How do other mothers look so relaxed, so calm on these outings? Do they not have worries? Are they not fearful of kidnappers, sun poisoning, dehydration, tantrums, slip and fall accidents? Have they NOT seen the dry-drowning article on Facebook??? I know I’m a worry-wart… it just took so long to get these kids in the first place. I can’t imagine having to start all over. Because in the words of one of society’s greatest poets, “Ain’t nobody got time for that.”
But at the end of the day, no one ingested a horrible amount of water and showed signs of dry-drowning. (All those nightmares… all that panic!) Everyone was appropriately sunscreened with only a few random body parts that were missed, evident by odd streaking patterns. All were happy, all were fed, and all were sufficiently worn out. But none of them more than me. For I had been holding my breath against all that could have gone wrong all day.
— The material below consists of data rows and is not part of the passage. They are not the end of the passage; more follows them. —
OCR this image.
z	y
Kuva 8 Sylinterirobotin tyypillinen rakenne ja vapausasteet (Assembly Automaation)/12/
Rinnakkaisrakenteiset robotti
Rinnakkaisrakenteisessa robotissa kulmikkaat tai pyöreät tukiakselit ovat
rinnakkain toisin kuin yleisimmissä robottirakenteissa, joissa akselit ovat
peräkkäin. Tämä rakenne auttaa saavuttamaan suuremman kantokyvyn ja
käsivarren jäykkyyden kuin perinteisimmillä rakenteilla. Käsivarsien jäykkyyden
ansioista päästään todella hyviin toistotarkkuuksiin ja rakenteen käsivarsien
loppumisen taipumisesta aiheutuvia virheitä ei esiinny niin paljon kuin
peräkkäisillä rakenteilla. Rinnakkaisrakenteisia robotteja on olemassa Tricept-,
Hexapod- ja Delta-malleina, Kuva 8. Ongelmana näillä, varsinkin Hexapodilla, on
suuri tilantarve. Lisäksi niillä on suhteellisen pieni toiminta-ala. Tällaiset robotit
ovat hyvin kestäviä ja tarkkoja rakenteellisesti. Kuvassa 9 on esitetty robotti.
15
And some of them did, but a lot of them didn’t. Sure, the toddler walked into the house and urinated all over the floor, which then spread to the baby toys and books…. But it’s not his fault we left the diaper bag at home!
So, when my sister-in-law suggested that we do another date to the waterpark before the kids go back to school, I offered up an enthusiastic Yes! After all, what’s the worst thing that could happen?